Berlin () – Die Überlegungen der Deutschen Bahn, das Angebot in Fernverkehr auszudünnen und die Fahrpreise für ICE und Intercity-Züge deutlich zu erhöhen, stoßen in der Politik und bei Verbraucherschützern auf Kritik. „Die Fahrgäste haben für die drohende Preiserhöhung und Streckenausdünnung im Fernverkehr kein Verständnis“, sagte der verkehrspolitische Sprecher der Linken im Bundestag, Luigi Pantisano, dem „Tagesspiegel“ (Sonntagausgabe). „Ticketpreiserhöhungen um mehr als zehn Prozent können sich viele Menschen nicht mehr leisten.“

Zuvor hatte der Chef der Bahngewerkschaft EVG, Martin Burkert, gewarnt, dass die Deutsche Bahn zeitnah die Fahrpreise im Fernverkehr um zehn Prozent erhöhen wird. Hintergrund ist ein Anstieg bei den Nutzungsgebühren für das Schienennetz, den sogenannten Trassenpreisen. Der Bahntochter DB Fernverkehr fehlten deshalb in diesem Jahr 95 Millionen Euro, erklärte Burkert, der auch Vize-Chef des Bahnaufsichtsrates ist.

Die verlustreiche Bahntochter DB Fernverkehr will zudem 2026 viele ICE- und Intercity-Verbindungen zu touristischen Zielen sowie kleineren Großstädten streichen, berichtet der „Tagesspiegel“ unter Berufung auf interne Unterlagen. Demnach sollen künftig unter anderem nur noch halb so viele Fernzüge zum Bodensee und nach Garmisch-Partenkirchen fahren. Im Norden soll Lübeck von Fernzügen gar nicht mehr angefahren werden, auch Kiel soll Direktverbindungen nach Köln, München und Basel verliehen.
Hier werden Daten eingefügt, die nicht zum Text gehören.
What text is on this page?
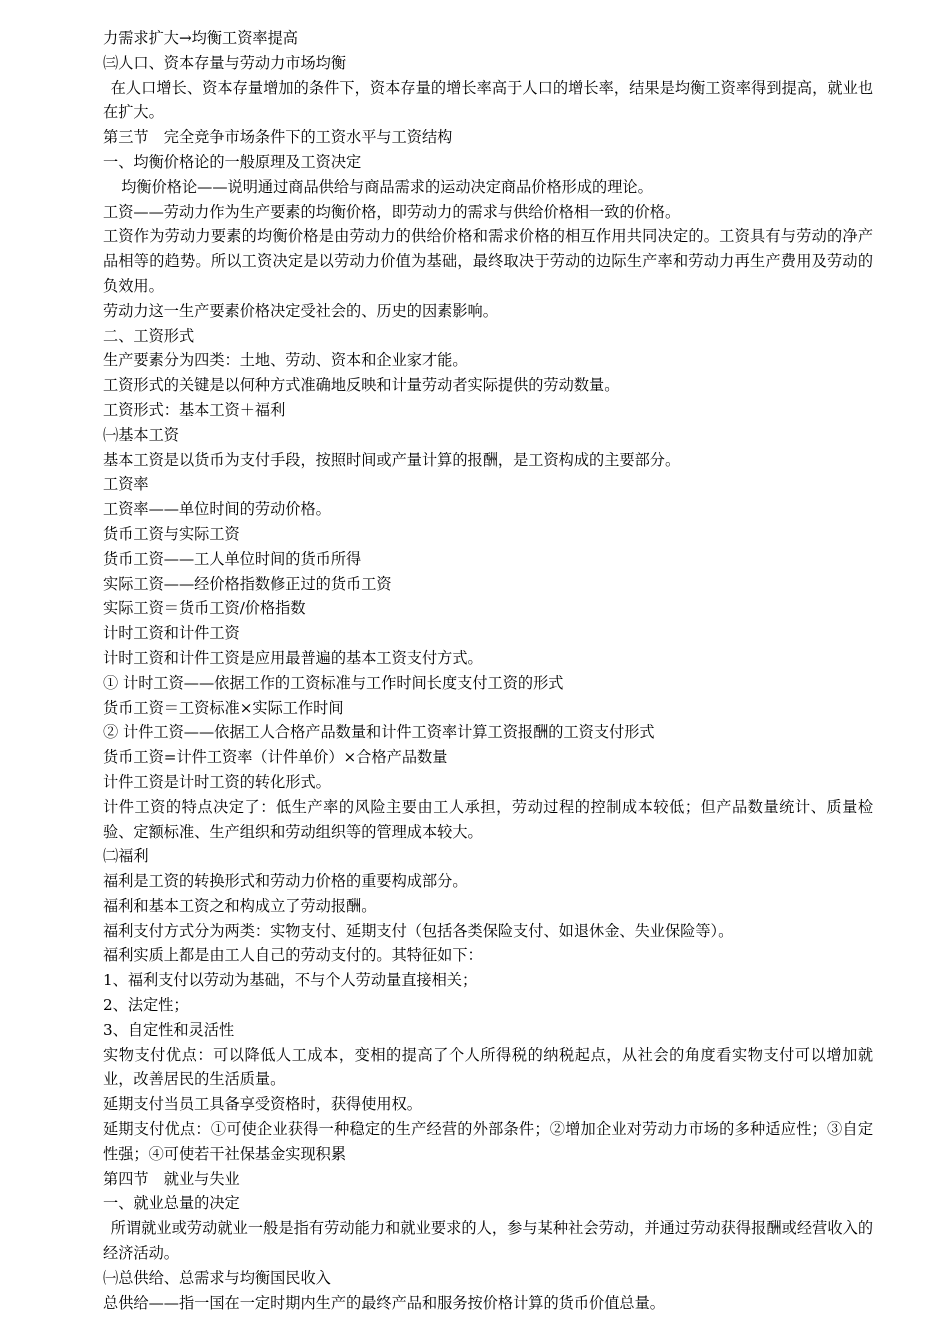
力需求扩大→均衡工资率提高

㈢人口、资本存量与劳动力市场均衡

在人口增长、资本存量增加的条件下，资本存量的增长率高于人口的增长率，结果是均衡工资率得到提高，就业也在扩大。

第三节　完全竞争市场条件下的工资水平与工资结构

一、均衡价格论的一般原理及工资决定

均衡价格论——说明通过商品供给与商品需求的运动决定商品价格形成的理论。

工资——劳动力作为生产要素的均衡价格，即劳动力的需求与供给价格相一致的价格。

工资作为劳动力要素的均衡价格是由劳动力的供给价格和需求价格的相互作用共同决定的。工资具有与劳动的净产品相等的趋势。所以工资决定是以劳动力价值为基础，最终取决于劳动的边际生产率和劳动力再生产费用及劳动的负效用。

劳动力这一生产要素价格决定受社会的、历史的因素影响。

二、工资形式

生产要素分为四类：土地、劳动、资本和企业家才能。

工资形式的关键是以何种方式准确地反映和计量劳动者实际提供的劳动数量。

工资形式：基本工资＋福利

㈠基本工资

基本工资是以货币为支付手段，按照时间或产量计算的报酬，是工资构成的主要部分。

工资率

工资率——单位时间的劳动价格。

货币工资与实际工资

货币工资——工人单位时间的货币所得

实际工资——经价格指数修正过的货币工资

实际工资＝货币工资/价格指数

计时工资和计件工资

计时工资和计件工资是应用最普遍的基本工资支付方式。

① 计时工资——依据工作的工资标准与工作时间长度支付工资的形式

货币工资＝工资标准×实际工作时间

② 计件工资——依据工人合格产品数量和计件工资率计算工资报酬的工资支付形式

货币工资=计件工资率（计件单价）×合格产品数量

计件工资是计时工资的转化形式。

计件工资的特点决定了：低生产率的风险主要由工人承担，劳动过程的控制成本较低；但产品数量统计、质量检验、定额标准、生产组织和劳动组织等的管理成本较大。

㈡福利

福利是工资的转换形式和劳动力价格的重要构成部分。

福利和基本工资之和构成立了劳动报酬。

福利支付方式分为两类：实物支付、延期支付（包括各类保险支付、如退休金、失业保险等）。

福利实质上都是由工人自己的劳动支付的。其特征如下：

1、福利支付以劳动为基础，不与个人劳动量直接相关；

2、法定性；

3、自定性和灵活性

实物支付优点：可以降低人工成本，变相的提高了个人所得税的纳税起点，从社会的角度看实物支付可以增加就业，改善居民的生活质量。

延期支付当员工具备享受资格时，获得使用权。

延期支付优点：①可使企业获得一种稳定的生产经营的外部条件；②增加企业对劳动力市场的多种适应性；③自定性强；④可使若干社保基金实现积累

第四节　就业与失业

一、就业总量的决定

所谓就业或劳动就业一般是指有劳动能力和就业要求的人，参与某种社会劳动，并通过劳动获得报酬或经营收入的经济活动。

㈠总供给、总需求与均衡国民收入

总供给——指一国在一定时期内生产的最终产品和服务按价格计算的货币价值总量。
Schleswig-Holsteins Verkehrsminister Claus Ruhe Madsen (CDU) kritisierte die Pläne. „Damit sind wir selbstverständlich nicht zufrieden“, sagte Madsen dem „Tagesspiegel“. Man erwarte deutliche Verbesserungen. Man sehe allerdings gleichzeitig die Herausforderungen, mit denen die DB Fernverkehr wirtschaftlich und infrastrukturell konfrontiert sei. „Wir werden als Landesregierung aber weiter darauf hinarbeiten, dass unser Land bestmöglich an den Fernverkehr angeschlossen wird.“

Lukas Iffländer, Vizechef des Fahrgastverbandes Pro Bahn, macht für die drohenden Angebotskürzungen die Politik mitverantwortlich. Der Bund müsse als Eigentümer festlegen, „welcher Fernverkehr gewünscht ist und wie dieser finanziert wird“. Stattdessen rede sich die Bundesregierung damit heraus, dass die staatliche Deutsche Bahn als Aktiengesellschaft das Angebot im Fernverkehr eigenwirtschaftlich betreibe und deshalb allein über das Streckennetz entscheide.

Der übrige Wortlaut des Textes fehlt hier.